The vice president described how once, after he finished talking to 70 million people, his sons, alone with him, spoke of what’s important. “Look at us, dad,” they said. [We] are your home base. Remember who you are.” Joe has never wandered far from that home base.
The conversation with Stephen Colbert was remarkable because it lacked the emotional cant we’ve grown accustomed to hearing from leaders when they speak of family, faith and community. When he was asked how he kept the counsel of his soul in a political city populated by talented liars, he gave a succinct answer. “I commuted back to Delaware every night.”
Suddenly we remembered why the Founding Fathers expected members of Congress to live in their home states rather than in Washington, to stay in touch with their roots. As Washington grew, Congress spent increasing time in the capital, losing a sense of what’s important in the home base.
At the moment Hillary Clinton is flooding the social media with nostalgic photographs of her as a younger woman, to remind female fans how she was “fighting for women” before feminism was cool. From Wellesley, Yale Law School, the Children’s Defense Fund and trying to reform public schools as first lady of Arkansas, she had the women’s backs, or so she says.
“The pictures of her early years are important in telling her story, where she came from, the moments that shaped her life,” Jim Margolis, her media adviser, tells Politico. “It’s not just talk, it’s not more promises, but you can count on her to fight for you, because that’s what she’s always done.”

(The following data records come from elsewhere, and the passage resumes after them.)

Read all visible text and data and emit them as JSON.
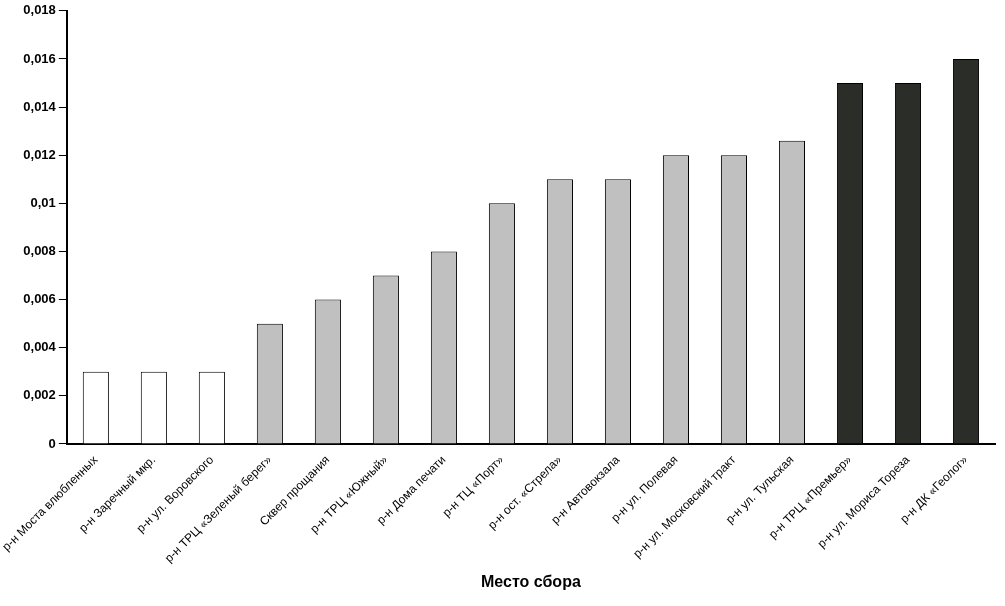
{
  "chart_data": {
    "type": "bar",
    "xlabel": "Место сбора",
    "categories": [
      "р-н Моста влюбленных",
      "р-н Заречный мкр.",
      "р-н ул. Воровского",
      "р-н ТРЦ «Зеленый берег»",
      "Сквер прощания",
      "р-н ТРЦ «Южный»",
      "р-н Дома печати",
      "р-н ТЦ «Порт»",
      "р-н ост. «Стрела»",
      "р-н Автовокзала",
      "р-н ул. Полевая",
      "р-н ул. Московский тракт",
      "р-н ул. Тульская",
      "р-н ТРЦ «Премьер»",
      "р-н ул. Мориса Тореза",
      "р-н ДК «Геолог»"
    ],
    "values": [
      0.003,
      0.003,
      0.003,
      0.005,
      0.006,
      0.007,
      0.008,
      0.01,
      0.011,
      0.011,
      0.012,
      0.012,
      0.0126,
      0.015,
      0.015,
      0.016
    ],
    "colors": [
      "#ffffff",
      "#ffffff",
      "#ffffff",
      "#c0c0c0",
      "#c0c0c0",
      "#c0c0c0",
      "#c0c0c0",
      "#c0c0c0",
      "#c0c0c0",
      "#c0c0c0",
      "#c0c0c0",
      "#c0c0c0",
      "#c0c0c0",
      "#2b2d28",
      "#2b2d28",
      "#2b2d28"
    ],
    "ylim": [
      0,
      0.018
    ],
    "yticks": [
      0,
      {
        "value": 0.002,
        "label": "0,002"
      },
      {
        "value": 0.004,
        "label": "0,004"
      },
      {
        "value": 0.006,
        "label": "0,006"
      },
      {
        "value": 0.008,
        "label": "0,008"
      },
      {
        "value": 0.01,
        "label": "0,01"
      },
      {
        "value": 0.012,
        "label": "0,012"
      },
      {
        "value": 0.014,
        "label": "0,014"
      },
      {
        "value": 0.016,
        "label": "0,016"
      },
      {
        "value": 0.018,
        "label": "0,018"
      }
    ],
    "grid": false,
    "legend": false
  }
}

But nostalgia is a double-edged nail file for Hillary, because the numbers of voters who simply don’t trust her are growing. Her past reminds them of why. Recent polls testify to a dramatic decline in support from women. A remarkable 71 percent of Democratic-leaning women said in a Washington Post-ABC News poll in July they planned to vote for her. Only 42 percent say that today. Even more troubling are the accompanying interviews, with the reasons why women feel as they do.
Maya Chenevert, a community college student in Columbus, Ohio, tells The Washington Post how her excitement for Hillary went back to 2008, when she was 13 years old. She was as excited as her mother about the prospect of Hillary as the first woman president. The grownup Maya is shorn of her illusions, and has persuaded her mother that Hillary is no longer the “right woman.”
The bloom has faded from the rose of the idea that the former first lady, former senator, former secretary of state can be that “right woman.” The battle cry, “Ready for Hillary,” always meant “ready for a woman,” but the mites and thrips have nibbled at the faded rose. Her explanation of why she needed a personal email server, when no one else can have one, leaves her with deep scars and diminished luster.
The extensive experience that Hillary added to her resume as secretary of state was undercut by her need to protect her records from the public. She has been in this place before. Records of her work at the Rose Law Firm in Little Rock, which might have answered questions about the Whitewater scandal, and the sacking of the employees of the White House travel office so their jobs could go to friends, were “lost,” and later mysteriously reappeared at the White House. A younger generation would never have been reminded of all that but for the personal email server. Even women who like Hillary are now saying she’s “too divisive,” “shows “bad judgment,” and “can’t be trusted.” Not exactly what voters look for in a president.
If the issue for Democratic voters becomes character and integrity, and decide that Hillary has none, it’s Joe Biden they may look to to come to the aid of the party.
• Suzanne Fields is a columnist for The Washington Times and is nationally syndicated.